May 17, 2016
Having overcome many of its early teething problems, Boeing's 787 Dreamliner appears to be running into a new problem: slowing sales. Despite a backlog of over 1,100 aircraft, industry-wide, sales for wide body jets have fallen by 51 percent since 2013, making it more difficult for Boeing to recoup their $30 billion investment in developing the new airplane.
In parallel with slower wide-body sales, the leasing industry has also reported a temporary glut in 787s for lease on the market - with leasing rates falling below $900,000 per month. Market analysts estimate that a new 787 needs to take in $1.15 million per month to recover its initial purchase price.
Air New Zealand has introduced the 787 Dreamliner on its routes to Honolulu, and Buenos Aires.
China Airlines, one of Taiwan's leading carriers, has taken delivery of the first "co-branded" Boeing 777 - which features logos for both the carrier and Boeing.
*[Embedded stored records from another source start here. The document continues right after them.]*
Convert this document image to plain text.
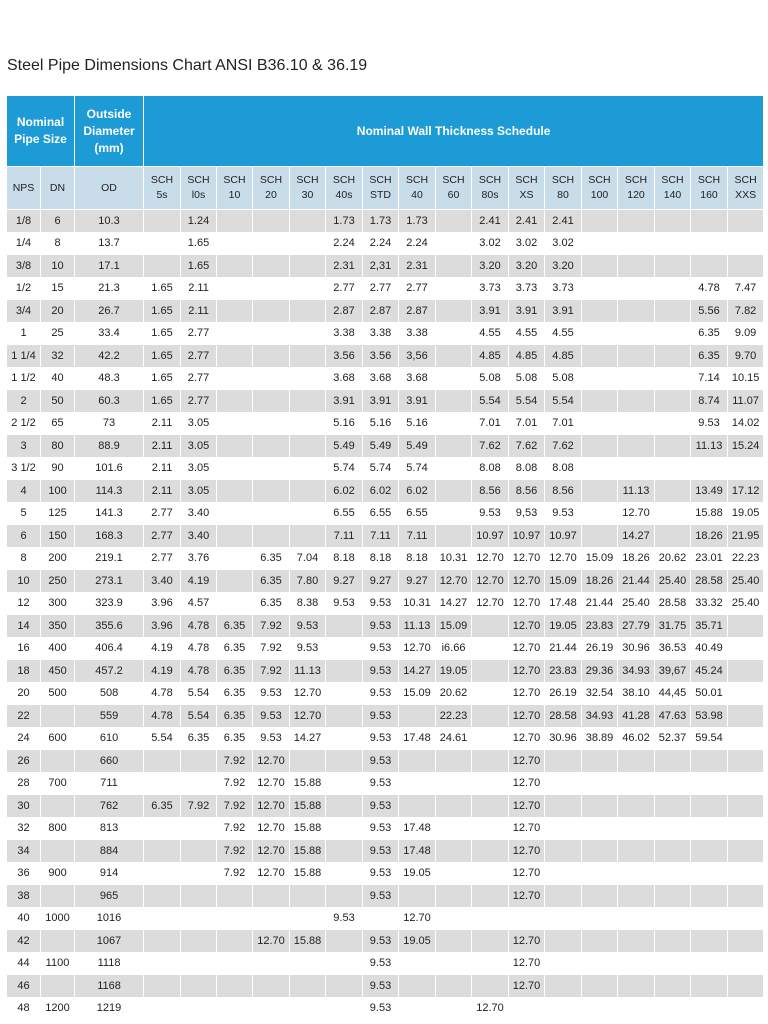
Steel Pipe Dimensions Chart ANSI B36.10 & 36.19
Nominal Pipe Size		Outside Diameter (mm)	Nominal Wall Thickness Schedule																
NPS	DN	OD	SCH 5s	SCH l0s	SCH 10	SCH 20	SCH 30	SCH 40s	SCH STD	SCH 40	SCH 60	SCH 80s	SCH XS	SCH 80	SCH 100	SCH 120	SCH 140	SCH 160	SCH XXS
1/8	6	10.3		1.24				1.73	1.73	1.73		2.41	2.41	2.41					
1/4	8	13.7		1.65				2.24	2.24	2.24		3.02	3.02	3.02					
3/8	10	17.1		1.65				2.31	2,31	2.31		3.20	3.20	3.20					
1/2	15	21.3	1.65	2.11				2.77	2.77	2.77		3.73	3.73	3.73				4.78	7.47
3/4	20	26.7	1.65	2.11				2.87	2.87	2.87		3.91	3.91	3.91				5.56	7.82
1	25	33.4	1.65	2.77				3.38	3.38	3.38		4.55	4.55	4.55				6.35	9.09
1 1/4	32	42.2	1.65	2.77				3.56	3.56	3,56		4.85	4.85	4.85				6.35	9.70
1 1/2	40	48.3	1.65	2.77				3.68	3.68	3.68		5.08	5.08	5.08				7.14	10.15
2	50	60.3	1.65	2.77				3.91	3.91	3.91		5.54	5.54	5.54				8.74	11.07
2 1/2	65	73	2.11	3.05				5.16	5.16	5.16		7.01	7.01	7.01				9.53	14.02
3	80	88.9	2.11	3.05				5.49	5.49	5.49		7.62	7.62	7.62				11.13	15.24
3 1/2	90	101.6	2.11	3.05				5.74	5.74	5.74		8.08	8.08	8.08					
4	100	114.3	2.11	3.05				6.02	6.02	6.02		8.56	8.56	8.56		11.13		13.49	17.12
5	125	141.3	2.77	3.40				6.55	6.55	6.55		9.53	9,53	9.53		12.70		15.88	19.05
6	150	168.3	2.77	3.40				7.11	7.11	7.11		10.97	10.97	10.97		14.27		18.26	21.95
8	200	219.1	2.77	3.76		6.35	7.04	8.18	8.18	8.18	10.31	12.70	12.70	12.70	15.09	18.26	20.62	23.01	22.23
10	250	273.1	3.40	4.19		6.35	7.80	9.27	9.27	9.27	12.70	12.70	12.70	15.09	18.26	21.44	25.40	28.58	25.40
12	300	323.9	3.96	4.57		6.35	8.38	9.53	9.53	10.31	14.27	12.70	12.70	17.48	21.44	25.40	28.58	33.32	25.40
14	350	355.6	3.96	4.78	6.35	7.92	9.53		9.53	11.13	15.09		12.70	19.05	23.83	27.79	31.75	35.71	
16	400	406.4	4.19	4.78	6.35	7.92	9.53		9.53	12.70	i6.66		12.70	21.44	26.19	30.96	36.53	40.49	
18	450	457.2	4.19	4.78	6.35	7.92	11.13		9.53	14.27	19.05		12.70	23.83	29.36	34.93	39,67	45.24	
20	500	508	4.78	5.54	6.35	9.53	12.70		9.53	15.09	20.62		12.70	26.19	32.54	38.10	44,45	50.01	
22		559	4.78	5.54	6.35	9.53	12.70		9.53		22.23		12.70	28.58	34.93	41.28	47.63	53.98	
24	600	610	5.54	6.35	6.35	9.53	14.27		9.53	17.48	24.61		12.70	30.96	38.89	46.02	52.37	59.54	
26		660			7.92	12.70			9.53				12.70						
28	700	711			7.92	12.70	15.88		9.53				12.70						
30		762	6.35	7.92	7.92	12.70	15.88		9.53				12.70						
32	800	813			7.92	12.70	15.88		9.53	17.48			12.70						
34		884			7.92	12.70	15.88		9.53	17.48			12.70						
36	900	914			7.92	12.70	15.88		9.53	19.05			12.70						
38		965							9.53				12.70						
40	1000	1016						9.53		12.70									
42		1067				12.70	15.88		9.53	19.05			12.70						
44	1100	1118							9.53				12.70						
46		1168							9.53				12.70						
48	1200	1219							9.53			12.70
Emirates has introduced the 777 on its Malta service route.
Boeing has confirmed plans to reduce output for the 777 airliner from the current 8.3 per month, to 7 per month in 2017, while they prepare for the introduction of the revamped 777X. Some industry analysts, however, are predicting that Boeing will need to cut production further - to 5 per month in 2018 and 4 per month in 2019 - as market demand continues to erode.
Qatar Airways has delayed the introduction of its planned service route to Aukland flying the Airbus A350 - in what would have been the longest non-stop commercial route in the world - due to delays in A350 deliveries.
Cathay Pacific is expected to take delivery of its first Airbus A350-900 at the end of May.